Here is some information from ‘Where to next, poor city?’

  • Housing Benefit cuts affect 4,000 households – there were 97,000 households in 2001
  • 15,000 Disabled Claimants face re-assessment
  • £80m is outstanding in County Court Judgements which will exlcude 1/3 of households from accessing normal high street credit.
  • There are over 31,000 doorstep/pay day loans running
  • In Wolverhampton 6% of local households recieve a monthly food parcel

This is a bleak but realistic picture. However, there is a real opportunity here. The trail blazing work by bureaux like Wolverhampton and Shropshire helps to contribute to a genuinely different discourse that focusses on the ‘causes of the causes’ and starts to help local authorities in particular champion their own public health priorities.

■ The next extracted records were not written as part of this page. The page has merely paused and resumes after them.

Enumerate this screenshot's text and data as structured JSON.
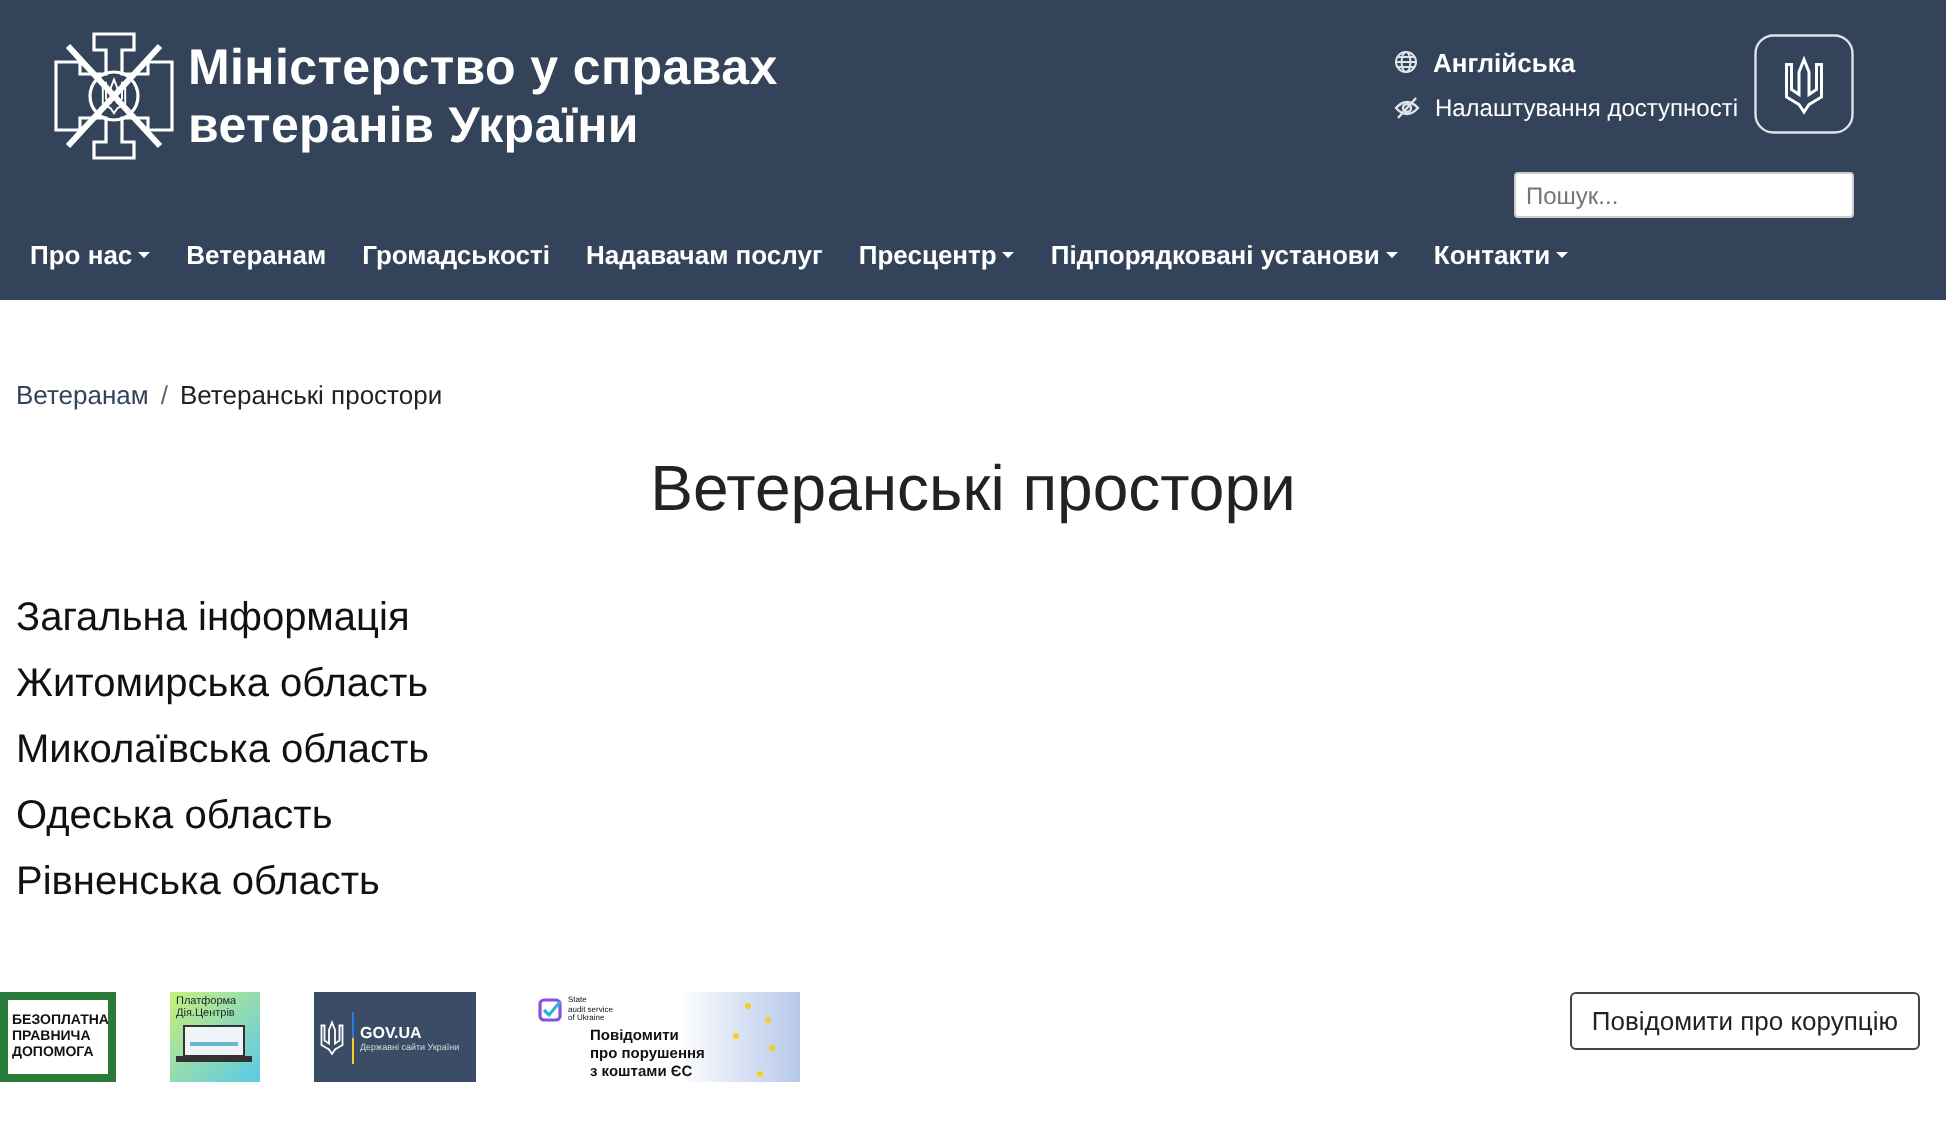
{
  "header": {
    "title_lines": [
      "Міністерство у справах",
      "ветеранів України"
    ],
    "language_link": "Англійська",
    "accessibility_link": "Налаштування доступності",
    "search": {
      "placeholder": "Пошук..."
    }
  },
  "nav": [
    {
      "label": "Про нас",
      "dropdown": true
    },
    {
      "label": "Ветеранам",
      "dropdown": false
    },
    {
      "label": "Громадськості",
      "dropdown": false
    },
    {
      "label": "Надавачам послуг",
      "dropdown": false
    },
    {
      "label": "Пресцентр",
      "dropdown": true
    },
    {
      "label": "Підпорядковані установи",
      "dropdown": true
    },
    {
      "label": "Контакти",
      "dropdown": true
    }
  ],
  "breadcrumb": {
    "separator": "/",
    "items": [
      "Ветеранам",
      "Ветеранські простори"
    ]
  },
  "page_title": "Ветеранські простори",
  "links": [
    "Загальна інформація",
    "Житомирська область",
    "Миколаївська область",
    "Одеська область",
    "Рівненська область"
  ],
  "footer": {
    "banners": [
      {
        "kind": "legal-aid",
        "lines": [
          "БЕЗОПЛАТНА",
          "ПРАВНИЧА",
          "ДОПОМОГА"
        ]
      },
      {
        "kind": "platform",
        "lines": [
          "Платформа",
          "Дія.Центрів"
        ]
      },
      {
        "kind": "govua",
        "lines": [
          "GOV.UA",
          "Державні сайти України"
        ]
      },
      {
        "kind": "audit",
        "lines": [
          "State",
          "audit service",
          "of Ukraine",
          "Повідомити",
          "про порушення",
          "з коштами ЄС"
        ]
      }
    ],
    "report_button": "Повідомити про корупцію"
  }
}
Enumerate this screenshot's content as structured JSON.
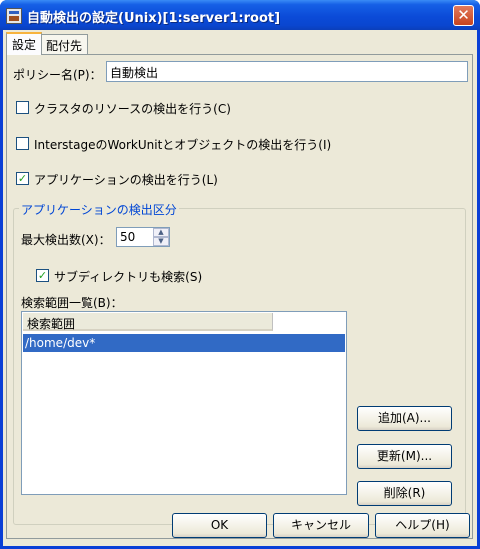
{
  "window": {
    "title": "自動検出の設定(Unix)[1:server1:root]",
    "close_glyph": "✕"
  },
  "tabs": [
    {
      "label": "設定"
    },
    {
      "label": "配付先"
    }
  ],
  "policy": {
    "label": "ポリシー名(P)：",
    "value": "自動検出"
  },
  "checks": {
    "cluster": {
      "label": "クラスタのリソースの検出を行う(C)",
      "checked": false
    },
    "interstage": {
      "label": "InterstageのWorkUnitとオブジェクトの検出を行う(I)",
      "checked": false
    },
    "application": {
      "label": "アプリケーションの検出を行う(L)",
      "checked": true
    }
  },
  "app_group": {
    "title": "アプリケーションの検出区分",
    "max_label": "最大検出数(X)：",
    "max_value": "50",
    "subdir_label": "サブディレクトリも検索(S)",
    "subdir_checked": true,
    "range_list_label": "検索範囲一覧(B)：",
    "column_header": "検索範囲",
    "rows": [
      "/home/dev*"
    ]
  },
  "side_buttons": {
    "add": "追加(A)...",
    "update": "更新(M)...",
    "delete": "削除(R)"
  },
  "footer": {
    "ok": "OK",
    "cancel": "キャンセル",
    "help": "ヘルプ(H)"
  },
  "check_glyph": "✓"
}
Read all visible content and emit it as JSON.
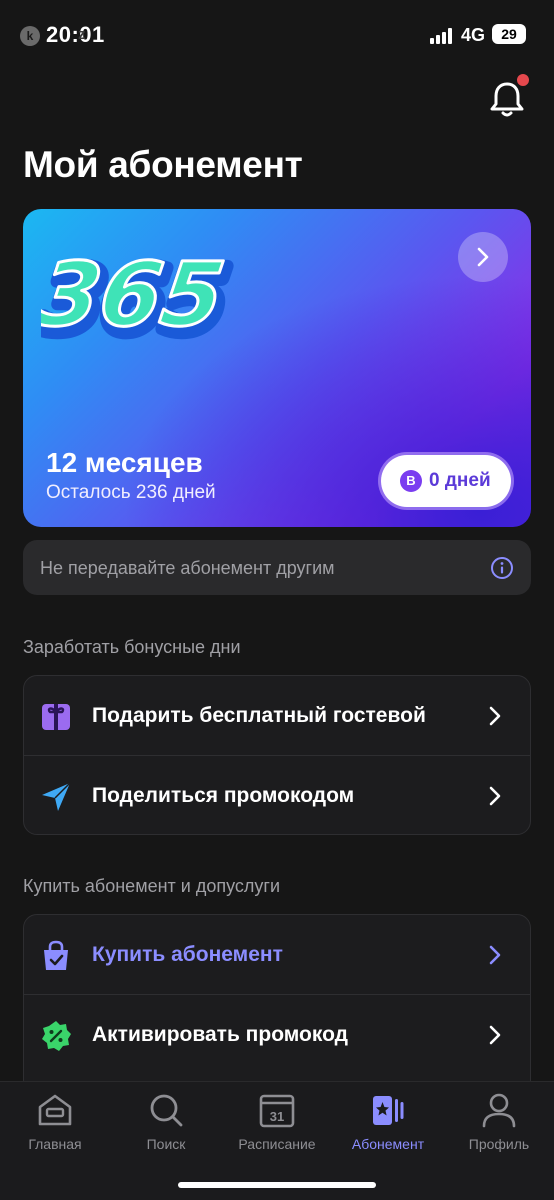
{
  "status_bar": {
    "logo": "k",
    "time": "20:01",
    "watermark": "z",
    "network": "4G",
    "battery": "29"
  },
  "header": {
    "title": "Мой абонемент",
    "notification_icon": "bell-icon",
    "has_notification_dot": true
  },
  "subscription": {
    "logo_text": "365",
    "period": "12 месяцев",
    "remaining": "Осталось 236 дней",
    "bonus_badge": "B",
    "bonus_days": "0 дней",
    "colors": {
      "gradient_start": "#1bb8f2",
      "gradient_end": "#6a25e0"
    }
  },
  "notice": {
    "text": "Не передавайте абонемент другим",
    "icon": "info-icon"
  },
  "bonus_section": {
    "title": "Заработать бонусные дни",
    "items": [
      {
        "label": "Подарить бесплатный гостевой",
        "icon": "gift-icon"
      },
      {
        "label": "Поделиться промокодом",
        "icon": "send-icon"
      }
    ]
  },
  "buy_section": {
    "title": "Купить абонемент и допуслуги",
    "items": [
      {
        "label": "Купить абонемент",
        "icon": "shopping-bag-icon"
      },
      {
        "label": "Активировать промокод",
        "icon": "promo-badge-icon"
      }
    ]
  },
  "tabbar": {
    "items": [
      {
        "label": "Главная",
        "icon": "home-icon"
      },
      {
        "label": "Поиск",
        "icon": "search-icon"
      },
      {
        "label": "Расписание",
        "icon": "calendar-icon",
        "calendar_day": "31"
      },
      {
        "label": "Абонемент",
        "icon": "membership-icon",
        "active": true
      },
      {
        "label": "Профиль",
        "icon": "profile-icon"
      }
    ]
  },
  "colors": {
    "background": "#161616",
    "accent": "#8b8dff",
    "card_surface": "#1c1c1e",
    "notification_dot": "#e5484d"
  }
}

In Wolverhampton Jeremy Vanes the CAB Chief Executive talks about answering one question only – ‘how do we make every local household financially sustainable”?

What needs to happen

Local Commissioners should:

  • Pro-actively engage with local CAB supporting and encouraging them to use their information.
  • They should consider how they can put this information alongside information they hold to broaden and strengthen the analysis – particularly from a population perspective.
  • They should consider how they can utilise the connectedness that local bureau have to work with CAB to build other health and wellbeing services around them and whether additional investment would help Bureau reach out to more people who are in greatest need.

What do you think?

One Comment leave one →
  1. Lynne Friedli permalink
    March 4, 2013 10:19

    What I think is how much I value your blogs Mark – clear, thoughtful, informative. This one is invaluable. thank you.